The Maximum Principles and Symmetry results for Viscosity Solutions of Fully Nonlinear Equations

TL;DR

This paper establishes maximum principles and radial symmetry for viscosity solutions of fully nonlinear PDEs, including nonexistence results and symmetry properties under decay conditions, with applications to elliptic and parabolic equations.

Contribution

It introduces new maximum principles and symmetry results for viscosity solutions of fully nonlinear equations, extending to elliptic and parabolic cases, and includes nonexistence theorems under certain conditions.

Findings

Radial symmetry and monotonicity for solutions of nonlinear PDEs.

A new maximum principle for viscosity solutions of fully nonlinear elliptic equations.
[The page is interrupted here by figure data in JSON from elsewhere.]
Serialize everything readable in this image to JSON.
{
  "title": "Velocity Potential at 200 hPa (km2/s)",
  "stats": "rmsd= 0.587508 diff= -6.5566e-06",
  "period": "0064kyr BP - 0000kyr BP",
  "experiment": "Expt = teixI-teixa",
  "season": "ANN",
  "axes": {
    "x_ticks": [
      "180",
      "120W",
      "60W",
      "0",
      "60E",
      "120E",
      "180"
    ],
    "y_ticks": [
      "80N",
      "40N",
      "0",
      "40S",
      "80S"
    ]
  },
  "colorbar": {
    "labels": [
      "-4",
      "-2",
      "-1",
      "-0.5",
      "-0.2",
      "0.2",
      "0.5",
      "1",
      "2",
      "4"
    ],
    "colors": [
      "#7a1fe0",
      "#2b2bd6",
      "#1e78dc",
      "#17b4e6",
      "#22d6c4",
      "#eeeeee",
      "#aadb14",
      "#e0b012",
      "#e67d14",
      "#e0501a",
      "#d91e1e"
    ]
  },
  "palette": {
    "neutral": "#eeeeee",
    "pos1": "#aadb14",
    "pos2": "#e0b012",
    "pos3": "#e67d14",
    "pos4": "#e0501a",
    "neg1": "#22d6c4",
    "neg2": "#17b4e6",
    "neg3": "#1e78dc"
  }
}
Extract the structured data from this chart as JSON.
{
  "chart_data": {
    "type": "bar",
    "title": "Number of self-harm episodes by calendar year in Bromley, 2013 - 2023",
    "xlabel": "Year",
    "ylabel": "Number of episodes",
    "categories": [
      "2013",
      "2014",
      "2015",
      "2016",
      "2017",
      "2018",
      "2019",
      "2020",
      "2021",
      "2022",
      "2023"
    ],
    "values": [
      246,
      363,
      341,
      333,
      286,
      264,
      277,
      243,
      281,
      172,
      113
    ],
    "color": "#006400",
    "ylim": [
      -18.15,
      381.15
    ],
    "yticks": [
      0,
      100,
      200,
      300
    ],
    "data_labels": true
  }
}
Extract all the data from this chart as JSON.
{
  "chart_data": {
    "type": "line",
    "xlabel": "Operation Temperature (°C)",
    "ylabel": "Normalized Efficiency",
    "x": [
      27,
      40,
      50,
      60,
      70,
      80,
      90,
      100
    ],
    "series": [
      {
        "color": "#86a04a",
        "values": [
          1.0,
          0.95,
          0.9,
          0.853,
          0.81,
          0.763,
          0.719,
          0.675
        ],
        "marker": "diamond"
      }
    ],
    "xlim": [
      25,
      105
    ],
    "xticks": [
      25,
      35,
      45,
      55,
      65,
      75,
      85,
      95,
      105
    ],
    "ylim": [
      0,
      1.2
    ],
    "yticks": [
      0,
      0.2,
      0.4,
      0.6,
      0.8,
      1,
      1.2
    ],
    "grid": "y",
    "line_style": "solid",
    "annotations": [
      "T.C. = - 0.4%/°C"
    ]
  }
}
Nonexistence of nontrivial solutions for Pucci extremal operators.

Abstract

This paper is concerned about maximum principles and radial symmetry for viscosity solutions of fully nonlinear partial differential equations. We obtain the radial symmetry and monotonicity properties for nonnegative viscosity solutions of begin{equation}F (D^2 u)+u^p=0 \quad \quad \mbox{in}\ \mathbb R^n \label{abs}\end{equation} under the asymptotic decay rate $u=o(|x|^{-\frac{2}{p-1}})$ at infinity, where $p>1$ (Theorem 1, Corollary 1). As a consequence of our symmetry results, we obtain the nonexistence of any nontrivial and nonnegative solution when $F$ is the Pucci extremal operators (Corollary 2). Our symmetry and monotonicity results also apply to Hamilton-Jacobi-Bellman or Isaccs equations. A new maximum principle for viscosity solutions to fully nonlinear elliptic equations is established (Theorem 2). As a result, different forms of maximum principles on bounded and unbounded domains are obtained. Radial symmetry, monotonicity and the corresponding maximum principle for fully nonlinear elliptic equations in a punctured ball are shown (Theorem 3). We also investigate the radial symmetry for viscosity solutions of fully nonlinear parabolic partial differential equations (Theorem 4).